Dobrando a esquina, na praça Dom José Gaspar,
ficava outro ponto concorrido, o Paribar. Então uma
casa de perfil parisiense, misto de restaurante e café
com diversas mesinhas na calçada, hoje abriga uma loja
popular de artigos de couro.
A trajetória do jornalista e escritor Ruy Castro, que
investigou a boemia carioca e paulistana no livro "Chega
de Saudade", é exemplar da transformação
da região. "Quando cheguei em São Paulo,
em 1979, a época de ouro do centrão já
não existia, estava morta.
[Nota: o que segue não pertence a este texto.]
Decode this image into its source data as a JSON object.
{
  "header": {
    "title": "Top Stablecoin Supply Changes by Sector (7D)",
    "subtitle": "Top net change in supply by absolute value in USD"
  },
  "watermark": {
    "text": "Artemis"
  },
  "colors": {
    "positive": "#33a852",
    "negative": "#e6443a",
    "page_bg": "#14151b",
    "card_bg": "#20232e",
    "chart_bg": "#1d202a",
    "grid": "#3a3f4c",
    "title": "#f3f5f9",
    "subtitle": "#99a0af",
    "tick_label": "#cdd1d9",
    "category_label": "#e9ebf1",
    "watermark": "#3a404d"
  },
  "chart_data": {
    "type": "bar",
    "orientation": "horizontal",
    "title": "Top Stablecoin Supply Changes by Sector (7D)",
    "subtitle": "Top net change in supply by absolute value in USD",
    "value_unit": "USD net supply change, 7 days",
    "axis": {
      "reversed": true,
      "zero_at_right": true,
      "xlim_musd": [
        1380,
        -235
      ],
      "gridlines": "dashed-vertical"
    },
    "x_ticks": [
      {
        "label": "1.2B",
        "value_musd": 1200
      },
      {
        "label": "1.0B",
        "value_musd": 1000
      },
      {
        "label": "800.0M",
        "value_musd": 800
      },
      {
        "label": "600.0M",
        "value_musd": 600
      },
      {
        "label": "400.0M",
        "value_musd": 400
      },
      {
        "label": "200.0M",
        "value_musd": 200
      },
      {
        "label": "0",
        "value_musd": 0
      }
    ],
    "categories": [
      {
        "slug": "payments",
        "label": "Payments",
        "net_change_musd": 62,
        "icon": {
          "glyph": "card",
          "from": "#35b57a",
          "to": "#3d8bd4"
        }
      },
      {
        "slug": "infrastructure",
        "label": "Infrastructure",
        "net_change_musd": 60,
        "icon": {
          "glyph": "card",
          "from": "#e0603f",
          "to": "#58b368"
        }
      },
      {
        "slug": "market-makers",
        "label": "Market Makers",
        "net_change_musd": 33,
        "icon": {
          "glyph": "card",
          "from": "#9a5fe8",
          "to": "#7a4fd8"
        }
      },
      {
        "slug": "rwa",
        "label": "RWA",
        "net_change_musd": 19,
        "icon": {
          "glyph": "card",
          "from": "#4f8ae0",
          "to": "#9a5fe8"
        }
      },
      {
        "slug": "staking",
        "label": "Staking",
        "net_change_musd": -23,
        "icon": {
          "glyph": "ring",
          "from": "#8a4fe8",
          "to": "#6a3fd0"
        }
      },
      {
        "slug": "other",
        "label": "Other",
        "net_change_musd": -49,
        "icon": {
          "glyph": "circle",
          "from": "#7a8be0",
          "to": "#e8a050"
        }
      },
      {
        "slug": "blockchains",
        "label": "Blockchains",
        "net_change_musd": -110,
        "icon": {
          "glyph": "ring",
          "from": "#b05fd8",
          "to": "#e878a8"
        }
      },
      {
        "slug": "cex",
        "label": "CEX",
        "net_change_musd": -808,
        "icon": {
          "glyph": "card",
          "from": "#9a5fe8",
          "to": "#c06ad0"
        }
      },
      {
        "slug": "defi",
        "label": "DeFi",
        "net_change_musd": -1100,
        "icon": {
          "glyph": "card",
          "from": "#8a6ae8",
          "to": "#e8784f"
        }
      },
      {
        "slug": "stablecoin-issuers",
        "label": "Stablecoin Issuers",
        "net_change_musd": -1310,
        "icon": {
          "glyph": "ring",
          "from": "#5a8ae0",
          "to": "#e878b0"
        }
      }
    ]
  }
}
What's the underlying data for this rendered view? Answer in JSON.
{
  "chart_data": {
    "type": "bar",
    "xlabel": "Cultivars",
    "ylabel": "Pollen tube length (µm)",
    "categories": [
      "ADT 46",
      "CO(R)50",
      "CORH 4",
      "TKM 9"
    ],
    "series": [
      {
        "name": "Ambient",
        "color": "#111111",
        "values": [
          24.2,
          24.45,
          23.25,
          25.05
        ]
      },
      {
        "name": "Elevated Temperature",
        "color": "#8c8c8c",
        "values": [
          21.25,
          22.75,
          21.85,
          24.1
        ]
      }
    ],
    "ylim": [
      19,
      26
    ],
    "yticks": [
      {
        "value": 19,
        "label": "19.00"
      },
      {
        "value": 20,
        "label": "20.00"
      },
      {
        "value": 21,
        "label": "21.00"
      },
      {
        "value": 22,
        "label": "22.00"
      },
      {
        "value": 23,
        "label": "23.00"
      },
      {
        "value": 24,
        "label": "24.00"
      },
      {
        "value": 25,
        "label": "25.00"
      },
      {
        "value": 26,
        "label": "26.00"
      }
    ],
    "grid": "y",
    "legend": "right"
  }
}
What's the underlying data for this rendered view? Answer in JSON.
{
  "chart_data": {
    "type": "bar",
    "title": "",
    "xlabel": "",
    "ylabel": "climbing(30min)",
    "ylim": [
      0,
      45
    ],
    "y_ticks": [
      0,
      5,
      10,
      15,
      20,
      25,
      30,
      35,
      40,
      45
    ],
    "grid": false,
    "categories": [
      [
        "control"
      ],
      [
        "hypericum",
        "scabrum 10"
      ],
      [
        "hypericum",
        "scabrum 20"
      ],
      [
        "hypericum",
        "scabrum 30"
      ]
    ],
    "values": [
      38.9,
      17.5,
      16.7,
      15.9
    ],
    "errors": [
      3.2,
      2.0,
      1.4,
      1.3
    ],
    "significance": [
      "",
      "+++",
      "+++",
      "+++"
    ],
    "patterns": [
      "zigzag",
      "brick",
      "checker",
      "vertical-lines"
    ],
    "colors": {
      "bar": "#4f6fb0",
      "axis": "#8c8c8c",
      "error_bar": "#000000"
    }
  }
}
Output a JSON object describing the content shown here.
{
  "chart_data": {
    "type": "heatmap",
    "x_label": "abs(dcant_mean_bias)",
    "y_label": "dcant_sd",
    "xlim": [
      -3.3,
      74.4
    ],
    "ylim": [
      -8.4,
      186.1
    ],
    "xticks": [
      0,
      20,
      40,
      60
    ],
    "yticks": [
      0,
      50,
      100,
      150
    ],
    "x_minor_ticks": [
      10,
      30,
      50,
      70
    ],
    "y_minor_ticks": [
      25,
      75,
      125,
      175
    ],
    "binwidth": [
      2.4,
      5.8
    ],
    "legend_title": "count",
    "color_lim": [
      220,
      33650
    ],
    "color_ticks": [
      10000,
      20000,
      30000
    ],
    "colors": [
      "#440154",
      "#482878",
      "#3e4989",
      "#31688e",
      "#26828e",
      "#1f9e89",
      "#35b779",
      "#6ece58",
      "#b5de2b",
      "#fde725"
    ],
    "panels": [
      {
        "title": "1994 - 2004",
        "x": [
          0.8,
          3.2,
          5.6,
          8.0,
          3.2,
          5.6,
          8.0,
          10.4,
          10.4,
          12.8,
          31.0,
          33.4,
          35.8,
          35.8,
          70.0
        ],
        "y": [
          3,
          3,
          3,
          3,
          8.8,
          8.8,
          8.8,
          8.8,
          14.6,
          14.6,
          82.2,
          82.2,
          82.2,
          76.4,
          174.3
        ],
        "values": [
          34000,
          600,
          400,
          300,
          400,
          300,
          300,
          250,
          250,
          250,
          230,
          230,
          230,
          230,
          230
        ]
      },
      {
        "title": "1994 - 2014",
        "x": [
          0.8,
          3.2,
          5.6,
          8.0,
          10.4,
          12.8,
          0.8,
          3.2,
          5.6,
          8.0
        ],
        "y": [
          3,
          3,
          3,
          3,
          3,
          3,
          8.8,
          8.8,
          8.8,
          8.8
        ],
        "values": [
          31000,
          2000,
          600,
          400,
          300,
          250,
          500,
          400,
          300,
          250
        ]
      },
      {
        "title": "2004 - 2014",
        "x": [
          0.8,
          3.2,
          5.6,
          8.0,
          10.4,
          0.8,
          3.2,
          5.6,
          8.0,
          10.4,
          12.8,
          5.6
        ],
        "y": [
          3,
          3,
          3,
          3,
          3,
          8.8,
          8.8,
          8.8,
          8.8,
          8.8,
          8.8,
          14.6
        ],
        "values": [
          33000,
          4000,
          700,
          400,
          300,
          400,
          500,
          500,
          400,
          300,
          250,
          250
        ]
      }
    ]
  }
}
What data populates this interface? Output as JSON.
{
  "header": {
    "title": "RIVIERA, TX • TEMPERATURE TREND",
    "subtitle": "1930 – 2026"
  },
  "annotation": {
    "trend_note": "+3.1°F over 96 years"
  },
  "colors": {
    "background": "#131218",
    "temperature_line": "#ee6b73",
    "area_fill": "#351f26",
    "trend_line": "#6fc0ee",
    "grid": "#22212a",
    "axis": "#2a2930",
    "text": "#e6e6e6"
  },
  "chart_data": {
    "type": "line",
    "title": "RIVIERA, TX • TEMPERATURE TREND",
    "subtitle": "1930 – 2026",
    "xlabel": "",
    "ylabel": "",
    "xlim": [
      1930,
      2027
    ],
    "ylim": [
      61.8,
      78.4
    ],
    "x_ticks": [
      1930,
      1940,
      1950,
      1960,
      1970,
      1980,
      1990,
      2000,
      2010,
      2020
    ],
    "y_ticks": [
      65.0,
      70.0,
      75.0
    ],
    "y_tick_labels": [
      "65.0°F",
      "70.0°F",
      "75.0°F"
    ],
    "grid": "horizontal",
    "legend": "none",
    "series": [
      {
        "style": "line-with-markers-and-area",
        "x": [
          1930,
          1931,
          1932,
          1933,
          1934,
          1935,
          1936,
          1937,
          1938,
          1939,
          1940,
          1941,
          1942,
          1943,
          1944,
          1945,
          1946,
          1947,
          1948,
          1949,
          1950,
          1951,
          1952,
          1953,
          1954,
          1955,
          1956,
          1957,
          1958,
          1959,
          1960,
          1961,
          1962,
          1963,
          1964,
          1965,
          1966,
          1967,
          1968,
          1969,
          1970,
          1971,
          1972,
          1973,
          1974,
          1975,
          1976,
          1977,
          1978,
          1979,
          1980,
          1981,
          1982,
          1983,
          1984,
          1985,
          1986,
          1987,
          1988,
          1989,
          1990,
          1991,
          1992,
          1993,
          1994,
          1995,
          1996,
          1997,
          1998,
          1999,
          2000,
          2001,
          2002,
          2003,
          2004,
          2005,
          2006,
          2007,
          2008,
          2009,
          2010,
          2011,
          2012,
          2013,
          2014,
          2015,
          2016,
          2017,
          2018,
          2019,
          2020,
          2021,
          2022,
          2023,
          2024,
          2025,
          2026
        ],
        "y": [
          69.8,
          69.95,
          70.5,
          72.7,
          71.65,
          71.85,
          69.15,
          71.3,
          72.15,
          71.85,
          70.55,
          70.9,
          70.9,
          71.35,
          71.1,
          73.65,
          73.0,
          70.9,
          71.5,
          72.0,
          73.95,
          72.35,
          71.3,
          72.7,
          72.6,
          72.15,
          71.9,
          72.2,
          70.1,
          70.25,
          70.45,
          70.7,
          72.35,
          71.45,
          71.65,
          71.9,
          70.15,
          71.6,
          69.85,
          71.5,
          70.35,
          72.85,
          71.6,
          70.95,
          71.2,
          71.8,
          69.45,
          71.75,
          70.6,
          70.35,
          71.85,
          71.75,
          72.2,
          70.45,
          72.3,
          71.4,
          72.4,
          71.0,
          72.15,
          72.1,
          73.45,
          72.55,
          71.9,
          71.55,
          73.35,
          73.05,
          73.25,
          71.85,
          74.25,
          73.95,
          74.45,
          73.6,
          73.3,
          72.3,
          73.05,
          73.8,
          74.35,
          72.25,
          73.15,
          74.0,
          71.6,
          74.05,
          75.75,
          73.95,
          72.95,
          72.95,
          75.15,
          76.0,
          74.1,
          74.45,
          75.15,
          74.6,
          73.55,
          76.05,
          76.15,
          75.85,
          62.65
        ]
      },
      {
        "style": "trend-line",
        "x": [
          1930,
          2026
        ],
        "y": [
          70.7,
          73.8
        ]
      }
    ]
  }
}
O quente era a área
dos Jardins, a zona sul", lembra.
A decadência veio aos poucos. O inchaço populacional
da cidade e a expansão da mancha urbana para os bairros
e para a periferia diluíram a concentração
de atividades. O aumento do preço dos aluguéis
também afugentou moradores.
O Clubinho dos Artistas, inferninho que funcionava no porão
do Edifício Esther, na esquina da avenida Ipiranga
com a Sete de Abril, é reflexo dessa transformação.
Fundado pelo artista plástico Olavo de Carvalho, reunia
arquitetos, advogados, jornalistas e boêmios de todo
quilate.
No salão outrora freqüentado pelos pintores Lasar
Segall, Manabu Mabe e Di Cavalcanti e pelo historiador Sérgio
Buarque de Holanda, há hoje, em meio à fauna
urbana, executivos engravatados e garotas de programa.
Nos anos 70, a região central sentia a mudança
da clientela. A área conhecida como "Boca do Lixo",
nas proximidades da Estação da Luz, era freqüentada
por atores e atrizes desempregados em busca de uma ponta numa
das pornochanchadas que lotavam os cinemas brasileiros. Os
teatros mudaram-se para os Jardins, na zona sul, e logo foram
seguidos pelos bares e restaurantes.
Para o diretor teatral Maurice Vaneau, um belga que adotou
São Paulo como seu lar, a cidade nunca mais foi a mesma.
"Não havia uma procura pelo luxo e conforto, como
ocorre hoje. Quem vinha para o centro buscava uma experiência
intelectual. Agora, precisa rodar os bairros para encontrar."
O ator Walmor Chagas, que recentemente trocou São Paulo
por um sítio na Serra da Mantiqueira, afirma que a
identidade cultural da cidade mudou. "Não há
mais volta. A vida cultural noturna que acontecia nos bares
nos anos 60 se profissionalizou. A cidade precisa de novos
pólos e não viver apenas do passado."